Building multi models to classify numerical data of Gamma, Hadron dataset.
It was done by undersampling to let the two classes be balanced.
The dataset was split into
- 70% train
- 30% test
It is noticed that the ranges of the features are not close, so MinMaxScaler is applied on the data.
We trained all the following machine learning algorithms:
-
Decision Tree Classifier
No hyperparameter tuning was done.
The metrics for Decision Tree are as the following:- Accuracy= 79.09
- Precision= 79.19
- Recall= 78.91
- F1 score= 79.05
- Specificity= 79.26
-
Naive Bayes
No hyperparameter tuning was done.
The metrics for Naive-Bayes are as the following:- Accuracy= 63.71
- Precision= 59.20
- Recall= 88.19
- F1 score= 70.84
- Specificity= 39.23
The poor performance for Naive-Bayes is because of the naive assumption that the features are independent, but the data description shows that the features are dependent and nearly extracted from each others.
-
K-Nearest Neighbors (KNN)
K-Fold Cross Validation was used to tune the value of K.
The metrics for KNN are as the following:- Accuracy= 81.58
- Precision= 77.90
- Recall= 88.19
- F1 score= 82.73
- Specificity= 74.98
-
AdaBoost Classifier
K-Fold Cross Validation was used to tune the value of n-estimators.
The metrics for AdaBoost are as the following:- Accuracy= 81.93
- Precision= 81.79
- Recall= 82.15
- F1 score= 81.97
- Specificity= 81.70
-
Random Forest Classifier
K-Fold Cross Validation was used to tune the value of n-estimators.
The metrics for Random Forest are as the following:- Accuracy= 86.44
- Precision= 84.88
- Recall= 88.68
- F1 score= 86.74
- Specificity= 84.20
-
PyTorch Double Layer ANN
The architecture of the neural network is shown in the following block:
class BinaryClassification(nn.Module):
def __init__(self, neurons1, neurons2):
super(BinaryClassification, self).__init__()
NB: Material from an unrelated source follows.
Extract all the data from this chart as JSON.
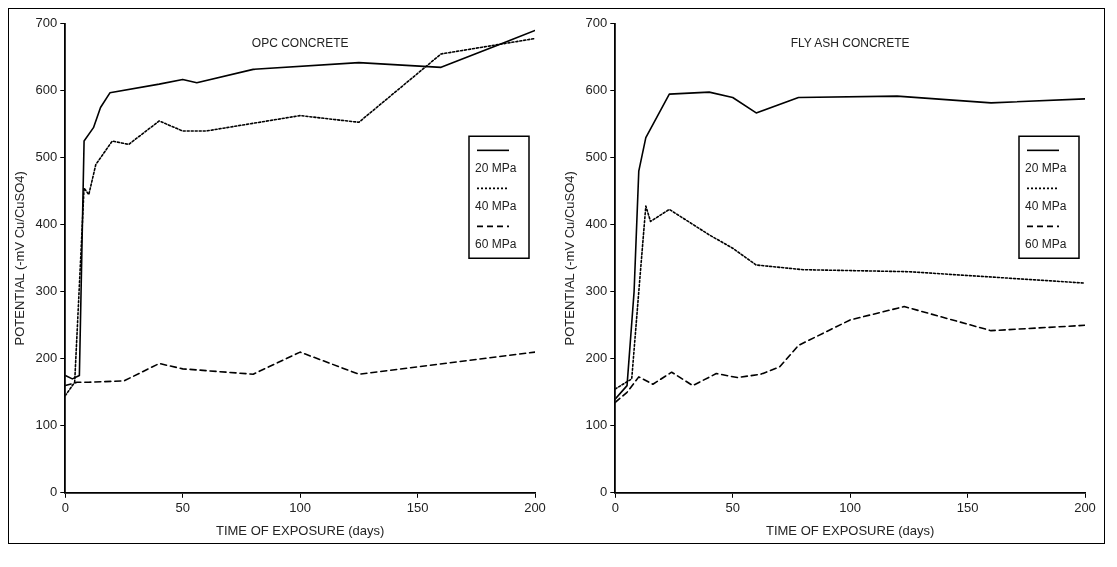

self.layer_1 = nn.Linear(10, neurons1)
self.layer_2 = nn.Linear(neurons1, neurons2)
self.layer_out = nn.Linear(neurons2, 1)
self.relu = nn.ReLU()
self.dropout = nn.Dropout(p=0.1)
self.batchnorm1 = nn.BatchNorm1d(neurons1)
self.batchnorm2 = nn.BatchNorm1d(neurons2)
def forward(self, inputs):
x = self.relu(self.layer_1(inputs))
x = self.batchnorm1(x)
x = self.relu(self.layer_2(x))
x = self.batchnorm2(x)
x = self.dropout(x)
x = self.layer_out(x)
return x
K-Fold Cross Validation is used to tune the number of neurons in the first hidden layer and the second hidden layer.
The metrics for Random Forest are as the following:
- Accuracy= 85.74
- Precision= 89.27
- Recall= 81.26
- F1 score= 85.08
- Specificity= 90.23